Today is Wednesday but the way it started this morning I could swear it is Monday. . .
Forty West comes to dog camp three days a week for day care. His best buddies are Mikke & Bear, the two sheep dogs that are regulars at TBTB. When Forty is dropped off at 7:30 AM, the three of them always go out for a morning run to burn some energy before breakfast.
It’s still a bit dark out at 7:45 AM so I venture out onto the deck to get their attention by reminding them it is time to eat. Still, neither dog budges an inch; they just sit there like stone. Bear was actually standing like a statute facing north and Forty was sitting very close to the right side of his face just looking up at him. What the hell? “Come on guys, let’s go.” Nothing. And then it dawns on me, “are you stuck?” I ask – although I can’t imagine HOW. Wearing only my PJ’s I hop over the railing in my sock feet to investigate. What I find gets my adrenalin pumping more than any caffeine in a double espresso.
Forty West has somehow gotten his entire bottom jaw underneath Bear’s collar and is stuck there with his mouth open. He can do nothing but stare at the side of Bear’s face. Of course the collar is so tight that Bear is gasping for air. Whenever Bear moves even a smidgen, it is excruciating pain for Forty. Being such a good buddy, he stays frozen to the spot, panting. I try prying Forty’s jaw loose but that is not possible because the collar is way too tight.
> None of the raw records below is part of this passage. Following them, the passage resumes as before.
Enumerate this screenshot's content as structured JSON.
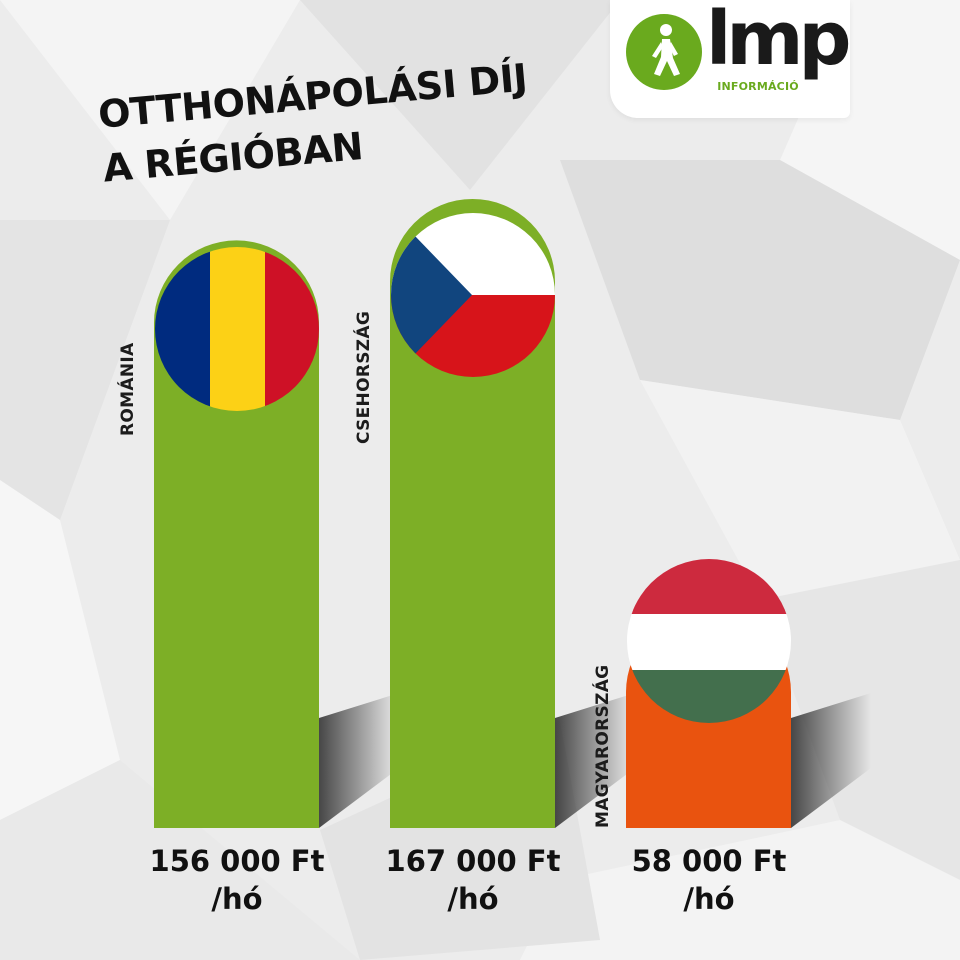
{
  "logo": {
    "word": "lmp",
    "subtitle": "INFORMÁCIÓ"
  },
  "title_lines": [
    "OTTHONÁPOLÁSI DÍJ",
    "A RÉGIÓBAN"
  ],
  "colors": {
    "green": "#7daf26",
    "orange": "#e9530f",
    "logo_green": "#6aaa1e",
    "text": "#111111"
  },
  "chart_data": {
    "type": "bar",
    "title": "OTTHONÁPOLÁSI DÍJ A RÉGIÓBAN",
    "categories": [
      "ROMÁNIA",
      "CSEHORSZÁG",
      "MAGYARORSZÁG"
    ],
    "values": [
      156000,
      167000,
      58000
    ],
    "value_labels": [
      "156 000 Ft",
      "167 000 Ft",
      "58 000 Ft"
    ],
    "unit_label": "/hó",
    "bar_colors": [
      "#7daf26",
      "#7daf26",
      "#e9530f"
    ],
    "flags": [
      "romania-flag-icon",
      "czech-flag-icon",
      "hungary-flag-icon"
    ],
    "ylim": [
      0,
      180000
    ],
    "grid": false,
    "legend": "none"
  }
}
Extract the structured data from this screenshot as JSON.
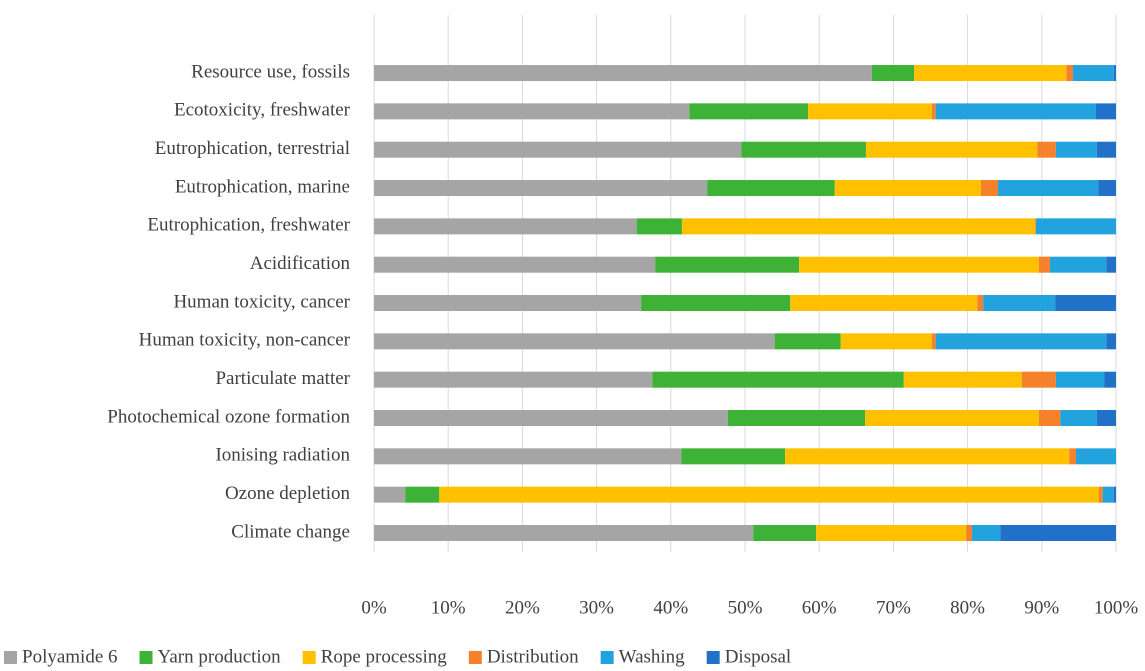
{
  "chart_data": {
    "type": "stacked-barh",
    "categories": [
      "Climate change",
      "Ozone depletion",
      "Ionising radiation",
      "Photochemical ozone formation",
      "Particulate matter",
      "Human toxicity, non-cancer",
      "Human toxicity, cancer",
      "Acidification",
      "Eutrophication, freshwater",
      "Eutrophication, marine",
      "Eutrophication, terrestrial",
      "Ecotoxicity, freshwater",
      "Resource use, fossils"
    ],
    "series": [
      {
        "name": "Polyamide 6",
        "color": "#a5a5a5",
        "values": [
          51.1,
          4.2,
          41.4,
          47.7,
          37.5,
          54.0,
          36.0,
          37.9,
          35.4,
          44.9,
          49.5,
          42.5,
          67.1
        ]
      },
      {
        "name": "Yarn production",
        "color": "#3db236",
        "values": [
          8.5,
          4.6,
          14.0,
          18.5,
          33.9,
          8.9,
          20.1,
          19.4,
          6.1,
          17.2,
          16.8,
          16.0,
          5.7
        ]
      },
      {
        "name": "Rope processing",
        "color": "#ffc000",
        "values": [
          20.2,
          88.9,
          38.3,
          23.4,
          15.9,
          12.3,
          25.2,
          32.3,
          47.6,
          19.7,
          23.1,
          16.7,
          20.5
        ]
      },
      {
        "name": "Distribution",
        "color": "#f5822a",
        "values": [
          0.8,
          0.5,
          0.9,
          2.9,
          4.6,
          0.5,
          0.8,
          1.5,
          0.1,
          2.3,
          2.5,
          0.5,
          0.9
        ]
      },
      {
        "name": "Washing",
        "color": "#22a3de",
        "values": [
          3.8,
          1.5,
          5.4,
          4.9,
          6.5,
          23.0,
          9.7,
          7.6,
          10.8,
          13.5,
          5.5,
          21.6,
          5.5
        ]
      },
      {
        "name": "Disposal",
        "color": "#2171c8",
        "values": [
          15.6,
          0.3,
          0,
          2.6,
          1.6,
          1.3,
          8.2,
          1.3,
          0,
          2.4,
          2.6,
          2.7,
          0.3
        ]
      }
    ],
    "xlim": [
      0,
      100
    ],
    "xticks": [
      {
        "value": 0,
        "label": "0%"
      },
      {
        "value": 10,
        "label": "10%"
      },
      {
        "value": 20,
        "label": "20%"
      },
      {
        "value": 30,
        "label": "30%"
      },
      {
        "value": 40,
        "label": "40%"
      },
      {
        "value": 50,
        "label": "50%"
      },
      {
        "value": 60,
        "label": "60%"
      },
      {
        "value": 70,
        "label": "70%"
      },
      {
        "value": 80,
        "label": "80%"
      },
      {
        "value": 90,
        "label": "90%"
      },
      {
        "value": 100,
        "label": "100%"
      }
    ],
    "grid": true,
    "legend": "bottom"
  }
}
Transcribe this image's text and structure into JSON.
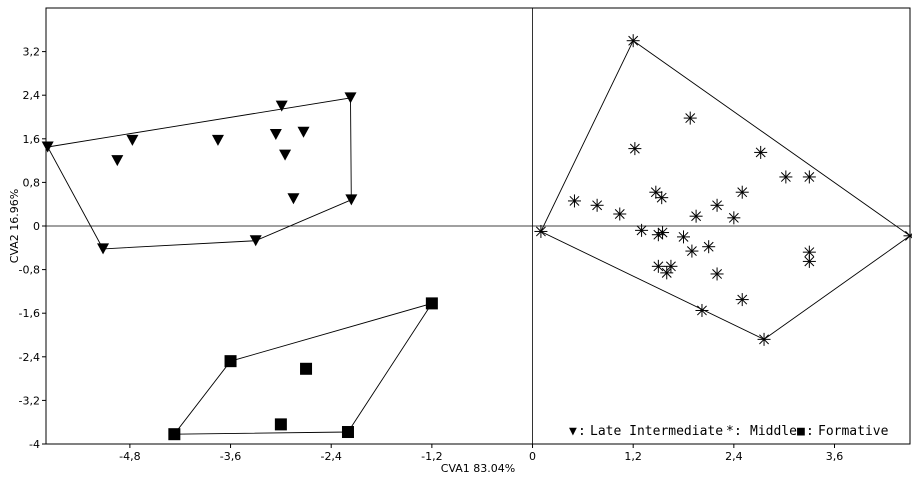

The mind creates incredible scenarios while in the fear mode. Should I scream for help and hope my neighbor hears me? Should I get some scissors and cut the cloth collar – but how would I get the blade under the collar without hurting Bear? Plus, I don’t dare leave their side. All the while I am frantically looking for the clasp, which isn’t easy in the mass of sheep dog hair. I’m wondering if it’s possible to make the collar just a bit tighter in order to open the buckle when I find it? Finally my fingers feel the buckle and I separate the long hair and find to my surprise, a snap collar! (thank God) In one quick movement I press the release button and the collar falls to the ground along with Forty’s jaw. OMG, relief spreads throughout my body as I begin to realize my feet at this point are frozen. Funny, I didn’t even remember that I only had my socks on until now.
The dogs are reluctant to move at first – they both look at me as if to say, “what the hell was that all about?” Neither one of them has any obvious injuries. I pry Forty’s mouth open to be sure he still has all his teeth and he does, plus there is no blood. That’s a good sign. I then look at Bear’s neck and inside his mouth. All clear, they are both okay just a little stunned. I hug them and race back inside the house past the crowd of fifteen dogs waiting at the door, cheering us on. Forty ran straight to his crate looking for breakfast with Bear close behind.
As quickly as it happened, it is over. Dogs truly live in the moment, and at this particular moment it is time to eat! The drama that just happened is already forgotten – at least for them. I still get weak in the knees just thinking about it! Shortly after breakfast they were back wrestling and rolling around like always. And me? Well it’s finally time for my first cup of coffee and a breather. Just when I begin to think my life as a dogsitter is predictable something happens to change that thought. There is never a dull moment at TBTB Dog Camp.